6. Conclusions and Discussion
This paper investigates the optimization of bike-sharing e-fences (e-fences) to address urban traffic congestion and environmental pollution. Utilizing bike-sharing order data from Shenzhen, China, a data-driven multi-objective optimization approach is proposed to plan environmentally sustainable dockless e-fence systems (DES). The study aims to maximize enterprise cost efficiency and user satisfaction by dynamically adjusting e-fence capacities based on real-time demand. The dynamic capacity of e-fences is optimized using a multi-objective integer non-linear programming model. This model considers business costs and user satisfaction, and it is solved using an improved Non-dominated Sorting Genetic Algorithm II (NSGA-II). The improved algorithm enhances search ability and avoids local optima through a hybrid operator combining crossover and mutation operators and space–time balance population candidate replacement. The methodology is validated through a case study in Shenzhen, using high-resolution data from the city’s open data platform.

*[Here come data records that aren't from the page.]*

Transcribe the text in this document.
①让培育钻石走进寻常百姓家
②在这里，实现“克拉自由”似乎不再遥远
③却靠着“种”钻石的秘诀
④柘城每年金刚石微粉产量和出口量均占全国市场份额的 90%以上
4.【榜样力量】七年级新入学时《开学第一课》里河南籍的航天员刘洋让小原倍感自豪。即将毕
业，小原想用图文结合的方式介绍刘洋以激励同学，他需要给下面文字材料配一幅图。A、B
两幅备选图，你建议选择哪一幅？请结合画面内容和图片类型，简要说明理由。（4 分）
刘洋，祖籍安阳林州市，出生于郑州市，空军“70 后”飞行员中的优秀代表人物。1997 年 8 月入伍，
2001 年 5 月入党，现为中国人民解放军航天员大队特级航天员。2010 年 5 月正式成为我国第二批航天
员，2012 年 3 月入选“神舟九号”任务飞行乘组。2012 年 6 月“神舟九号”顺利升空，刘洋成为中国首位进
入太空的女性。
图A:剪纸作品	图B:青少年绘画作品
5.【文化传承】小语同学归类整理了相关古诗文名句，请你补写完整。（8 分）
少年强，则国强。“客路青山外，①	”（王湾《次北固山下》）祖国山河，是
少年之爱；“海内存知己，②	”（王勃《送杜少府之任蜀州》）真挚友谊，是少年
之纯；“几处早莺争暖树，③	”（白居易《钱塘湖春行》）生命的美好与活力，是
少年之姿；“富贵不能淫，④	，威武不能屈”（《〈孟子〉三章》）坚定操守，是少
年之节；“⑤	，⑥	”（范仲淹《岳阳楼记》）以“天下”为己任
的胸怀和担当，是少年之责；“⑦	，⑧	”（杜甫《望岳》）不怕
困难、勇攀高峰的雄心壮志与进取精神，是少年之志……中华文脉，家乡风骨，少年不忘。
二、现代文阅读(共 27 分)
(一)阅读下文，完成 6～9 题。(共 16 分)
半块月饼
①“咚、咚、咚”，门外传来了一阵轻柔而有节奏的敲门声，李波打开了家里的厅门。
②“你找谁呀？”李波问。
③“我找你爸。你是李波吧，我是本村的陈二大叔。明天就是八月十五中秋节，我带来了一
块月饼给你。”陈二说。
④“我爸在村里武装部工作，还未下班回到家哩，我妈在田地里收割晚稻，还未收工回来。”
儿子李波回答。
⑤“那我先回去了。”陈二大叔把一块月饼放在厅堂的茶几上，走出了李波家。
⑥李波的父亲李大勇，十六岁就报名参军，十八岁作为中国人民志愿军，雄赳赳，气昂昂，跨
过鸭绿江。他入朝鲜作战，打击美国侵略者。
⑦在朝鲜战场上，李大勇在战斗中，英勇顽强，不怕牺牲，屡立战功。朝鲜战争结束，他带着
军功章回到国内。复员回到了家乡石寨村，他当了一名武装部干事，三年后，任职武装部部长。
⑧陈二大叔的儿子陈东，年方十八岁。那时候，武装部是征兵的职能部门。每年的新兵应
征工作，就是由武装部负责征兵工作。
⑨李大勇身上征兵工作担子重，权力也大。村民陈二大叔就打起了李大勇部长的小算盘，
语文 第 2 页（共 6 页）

These results show that sensitivity analysis reveals the optimal initial number of bike-sharing instances per e-fence to balance business costs and user walking distance. The optimal initial number was found to be 20 bicycles, resulting in a business cost of approximately 76,000 CNY and an extra walking distance of 15.1 m. The dynamic capacity of e-fences was calculated for 40 sites over a 24 h period. The strategic placement of e-fences in residential, commercial, educational, and transit areas aligns with shared bicycle usage patterns. The dynamic model adjusts e-fence capacity based on real-time demand, enhancing urban mobility and reducing disorderly parking. This approach reduces the required e-fence area from 10,800 square meters to 6015 square meters, saving 4785 square meters.
The dynamic planning model for e-fences significantly improves resource utilization efficiency, reduces maintenance and management costs, and enhances user satisfaction. The study’s results demonstrate the effectiveness of dynamic e-fence planning in optimizing bike-sharing systems. However, there are still some shortcomings and areas for improvement in this paper. The applicability of the model to other modes of shared transport, such as electric bikes and scooters, will be explored. The requirement of docks or charging stations for these vehicles will be considered in future iterations of the model. It will be investigated whether the dynamic system, which has been validated in this specific case, can be generalized and adapted for other contexts and transport modes. Future work will also include refining the algorithms for dynamically adjusting e-fence capacities and locations based on real-time data and user feedback.